Types of group

We can define subgroups of groups by specifying constraints. Here are some groups that are relevant to rotations:

Translations are relatively simple, for instance, we could use vectors with the operation of addition. A topic that interests me is the affine transforms as this can represent the movement of solid bodies, translations and rotations. Could anyone help me extend this page to more fully explain affine transforms.

A group can be put together from two subgroups by using the 'semidirect product'. The usual way to represent affine transforms is to use a 4x4 matrix of real numbers.

Classification of groups

The infinite simple lie groups can be classified into the classes shown below. They are called simple, although they don't seem very simple to me, I think this is because it is 'simply connected space'. In topological terms, this means that it is one piece and does not have any holes. In other words, by using every combination of the generators we can generate every possible value.

Lie algebras are direct sums of simple Lie algebras so the classification of Lie algebras reduces to the classification of simple Lie algebras.

A series - The special unitary group, SU(n).

A square matrix is unary if :

U^H = U^-1

Where:

• U^H = the conjugate transpose of U (the conjugate transpose is also known as adjoint matrix, adjugate matrix, hermitian adjoint or hermitian transpose). The conjugate matrix is the complex conjugate of each element.
• U^-1 = inverse of U

The group SU(2) is equivalent to (is isomorphic to) the set of unit length quaternions with multiplication. Therefore SU(2) can be used to represent rotations in 3 dimensions (similar to SO(3)).

SU(n) can be represented by n x n matrices with unit determinant, with the operation of multiplication, where each element in the matrix is a complex number.

SU(n) is a subgroup of the unary group U(n) which is a subgroup of the general linear group GL(n).

B series - The special orthogonal group, SO(n).

The special orthogonal group can be used to represent rotations in 'n' dimensions. It has the property that length and shape (Form) is preserved.

The orthogonal group is a subgroup of the 'general linear group' GL(n), therefore this group can be represented by an n x n matrix.

The when represented by matrices the orthogonal group has the useful property that to find its inverse just transpose its rows and columns.

T T^* = T^* T = 1

where:

• T^* = transpose of matrix T
• 1 = identity matrix

Every orthogonal matrix has determinant either 1 or −1. If the O(n) group restricted to determinants of +1 then known as the special orthogonal group SO(n).

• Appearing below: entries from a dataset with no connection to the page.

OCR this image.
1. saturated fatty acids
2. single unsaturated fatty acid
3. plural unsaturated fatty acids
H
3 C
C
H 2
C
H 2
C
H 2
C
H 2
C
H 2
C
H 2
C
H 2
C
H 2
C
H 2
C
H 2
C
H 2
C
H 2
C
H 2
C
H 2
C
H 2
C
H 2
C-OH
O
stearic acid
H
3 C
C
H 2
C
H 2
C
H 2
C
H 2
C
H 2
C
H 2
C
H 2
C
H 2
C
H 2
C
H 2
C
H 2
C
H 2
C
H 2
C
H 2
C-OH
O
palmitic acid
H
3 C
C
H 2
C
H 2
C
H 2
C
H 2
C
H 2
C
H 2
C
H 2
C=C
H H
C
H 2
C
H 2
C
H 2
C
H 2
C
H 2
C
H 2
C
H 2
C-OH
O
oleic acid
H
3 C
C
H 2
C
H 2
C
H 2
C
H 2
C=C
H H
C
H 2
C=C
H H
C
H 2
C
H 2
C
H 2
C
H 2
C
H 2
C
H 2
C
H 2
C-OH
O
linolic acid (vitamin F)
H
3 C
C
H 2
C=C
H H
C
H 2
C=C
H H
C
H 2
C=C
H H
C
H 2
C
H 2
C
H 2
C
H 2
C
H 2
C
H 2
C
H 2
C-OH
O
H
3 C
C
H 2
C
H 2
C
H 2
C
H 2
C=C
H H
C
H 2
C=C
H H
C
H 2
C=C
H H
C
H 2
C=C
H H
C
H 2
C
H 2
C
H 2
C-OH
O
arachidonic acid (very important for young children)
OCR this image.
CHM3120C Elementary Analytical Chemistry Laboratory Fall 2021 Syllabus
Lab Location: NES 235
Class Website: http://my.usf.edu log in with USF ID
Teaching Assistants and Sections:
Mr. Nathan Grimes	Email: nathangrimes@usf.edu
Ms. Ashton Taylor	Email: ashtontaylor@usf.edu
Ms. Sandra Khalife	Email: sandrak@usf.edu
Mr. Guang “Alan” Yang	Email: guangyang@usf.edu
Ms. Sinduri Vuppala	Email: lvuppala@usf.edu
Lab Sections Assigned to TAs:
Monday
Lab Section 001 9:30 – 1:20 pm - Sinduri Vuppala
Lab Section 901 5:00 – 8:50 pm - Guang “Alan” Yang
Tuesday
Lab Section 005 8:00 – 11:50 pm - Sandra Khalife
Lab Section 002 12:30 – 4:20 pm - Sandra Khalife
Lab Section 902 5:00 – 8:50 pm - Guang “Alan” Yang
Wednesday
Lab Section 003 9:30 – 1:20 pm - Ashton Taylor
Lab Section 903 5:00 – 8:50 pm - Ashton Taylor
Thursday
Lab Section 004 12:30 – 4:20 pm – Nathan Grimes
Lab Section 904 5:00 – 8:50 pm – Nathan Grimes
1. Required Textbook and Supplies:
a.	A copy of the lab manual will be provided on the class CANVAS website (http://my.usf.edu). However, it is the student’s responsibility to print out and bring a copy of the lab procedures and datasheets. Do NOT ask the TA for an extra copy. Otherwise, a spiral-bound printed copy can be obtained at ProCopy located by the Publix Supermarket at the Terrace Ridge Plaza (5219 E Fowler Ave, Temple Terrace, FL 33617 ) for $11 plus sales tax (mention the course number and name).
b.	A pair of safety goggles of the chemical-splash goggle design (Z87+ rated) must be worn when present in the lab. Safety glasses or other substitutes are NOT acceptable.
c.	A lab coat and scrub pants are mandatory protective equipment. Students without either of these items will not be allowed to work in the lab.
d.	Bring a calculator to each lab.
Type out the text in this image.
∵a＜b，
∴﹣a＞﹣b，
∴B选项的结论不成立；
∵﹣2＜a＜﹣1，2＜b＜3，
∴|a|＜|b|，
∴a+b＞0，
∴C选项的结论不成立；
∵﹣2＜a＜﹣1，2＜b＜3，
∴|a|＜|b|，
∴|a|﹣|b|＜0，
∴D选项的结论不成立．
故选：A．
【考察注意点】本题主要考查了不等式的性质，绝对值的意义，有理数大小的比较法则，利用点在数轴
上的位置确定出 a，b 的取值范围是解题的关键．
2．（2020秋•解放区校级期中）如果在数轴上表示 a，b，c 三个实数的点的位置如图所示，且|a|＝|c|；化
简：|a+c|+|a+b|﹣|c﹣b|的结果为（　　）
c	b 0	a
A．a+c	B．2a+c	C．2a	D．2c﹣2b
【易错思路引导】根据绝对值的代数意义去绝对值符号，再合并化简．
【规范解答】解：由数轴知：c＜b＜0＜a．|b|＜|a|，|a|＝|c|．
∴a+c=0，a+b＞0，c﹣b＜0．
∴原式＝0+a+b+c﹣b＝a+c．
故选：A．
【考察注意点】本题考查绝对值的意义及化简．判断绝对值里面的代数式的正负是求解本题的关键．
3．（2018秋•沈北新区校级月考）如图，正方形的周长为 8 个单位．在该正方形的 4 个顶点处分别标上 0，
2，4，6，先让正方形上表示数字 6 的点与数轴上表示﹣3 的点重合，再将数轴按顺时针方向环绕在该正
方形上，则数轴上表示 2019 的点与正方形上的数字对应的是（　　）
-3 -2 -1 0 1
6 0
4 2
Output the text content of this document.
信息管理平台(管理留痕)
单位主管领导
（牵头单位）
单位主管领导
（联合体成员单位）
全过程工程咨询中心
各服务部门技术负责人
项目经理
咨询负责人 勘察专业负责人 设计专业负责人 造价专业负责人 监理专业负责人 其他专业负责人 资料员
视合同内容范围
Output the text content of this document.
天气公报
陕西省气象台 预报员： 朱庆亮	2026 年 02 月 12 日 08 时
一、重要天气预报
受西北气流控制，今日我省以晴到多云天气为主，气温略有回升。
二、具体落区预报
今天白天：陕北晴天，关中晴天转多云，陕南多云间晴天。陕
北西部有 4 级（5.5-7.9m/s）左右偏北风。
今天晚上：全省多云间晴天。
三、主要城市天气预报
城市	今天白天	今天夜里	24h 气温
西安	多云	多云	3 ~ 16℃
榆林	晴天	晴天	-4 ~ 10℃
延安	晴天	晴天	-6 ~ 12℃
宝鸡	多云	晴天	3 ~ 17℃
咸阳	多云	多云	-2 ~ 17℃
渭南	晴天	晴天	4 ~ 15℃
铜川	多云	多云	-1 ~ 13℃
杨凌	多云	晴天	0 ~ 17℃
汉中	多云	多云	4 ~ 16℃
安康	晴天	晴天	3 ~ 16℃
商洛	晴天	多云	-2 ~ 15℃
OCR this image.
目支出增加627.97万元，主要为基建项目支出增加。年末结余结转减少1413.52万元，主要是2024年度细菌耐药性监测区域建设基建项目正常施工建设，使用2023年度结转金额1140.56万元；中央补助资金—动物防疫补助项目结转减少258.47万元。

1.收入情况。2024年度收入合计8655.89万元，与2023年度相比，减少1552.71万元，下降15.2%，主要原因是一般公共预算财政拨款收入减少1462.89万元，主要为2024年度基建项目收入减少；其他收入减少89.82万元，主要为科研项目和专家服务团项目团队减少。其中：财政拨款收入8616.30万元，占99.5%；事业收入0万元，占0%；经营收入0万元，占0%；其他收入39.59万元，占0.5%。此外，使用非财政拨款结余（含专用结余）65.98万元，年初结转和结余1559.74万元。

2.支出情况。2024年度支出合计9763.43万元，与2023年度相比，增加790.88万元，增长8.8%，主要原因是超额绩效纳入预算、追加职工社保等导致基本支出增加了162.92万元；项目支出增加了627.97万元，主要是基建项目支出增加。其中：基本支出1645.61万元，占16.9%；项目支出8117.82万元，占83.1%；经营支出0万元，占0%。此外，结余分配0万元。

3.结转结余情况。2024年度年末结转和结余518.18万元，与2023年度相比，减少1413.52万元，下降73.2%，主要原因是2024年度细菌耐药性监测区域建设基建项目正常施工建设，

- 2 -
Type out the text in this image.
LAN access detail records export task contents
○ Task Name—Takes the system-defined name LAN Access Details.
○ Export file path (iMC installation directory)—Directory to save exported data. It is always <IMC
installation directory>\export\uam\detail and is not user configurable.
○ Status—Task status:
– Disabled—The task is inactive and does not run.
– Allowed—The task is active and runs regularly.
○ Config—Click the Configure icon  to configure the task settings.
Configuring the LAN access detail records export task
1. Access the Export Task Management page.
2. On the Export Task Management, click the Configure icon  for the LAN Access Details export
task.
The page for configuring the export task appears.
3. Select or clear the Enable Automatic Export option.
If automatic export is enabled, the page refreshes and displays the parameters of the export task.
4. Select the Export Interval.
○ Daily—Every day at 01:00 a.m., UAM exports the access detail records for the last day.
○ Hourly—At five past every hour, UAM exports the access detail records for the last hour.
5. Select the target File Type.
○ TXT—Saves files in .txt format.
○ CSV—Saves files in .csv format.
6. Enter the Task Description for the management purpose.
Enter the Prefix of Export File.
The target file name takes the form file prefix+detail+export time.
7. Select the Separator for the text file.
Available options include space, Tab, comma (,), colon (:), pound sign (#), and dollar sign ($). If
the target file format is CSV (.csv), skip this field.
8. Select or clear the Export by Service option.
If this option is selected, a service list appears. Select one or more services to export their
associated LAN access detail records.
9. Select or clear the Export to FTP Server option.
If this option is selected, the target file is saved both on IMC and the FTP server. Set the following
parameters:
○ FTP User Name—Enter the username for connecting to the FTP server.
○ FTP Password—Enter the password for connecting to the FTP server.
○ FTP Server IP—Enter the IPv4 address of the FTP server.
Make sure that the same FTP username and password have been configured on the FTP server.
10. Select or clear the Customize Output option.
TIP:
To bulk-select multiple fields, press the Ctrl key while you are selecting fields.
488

C series - The symplectic group, Sp(n).

The symplectic group preserves volume and vector space orientation

The name symplectic group can refer to two different, but closely related, types of mathematical groups. See this article by John Baez.

Can be represented by matrices containing real numbers, complex numbers or quaternions.

symplectic matrices have unit determinant

Symplectic transforms preserve a nondegenerate, skew-symmetric, bilinear form (i.e. B(v,w)= - B(w,v))

D series - Special orthogonal group, SO(n) even dimension.

Note: SO(4) is not a simple group.

This is the orthogonal group with even dimension.

Exceptional algebras

These are the groups G2, F4, E6, E7, E8

They seem to involve matrices whose elements are octonions.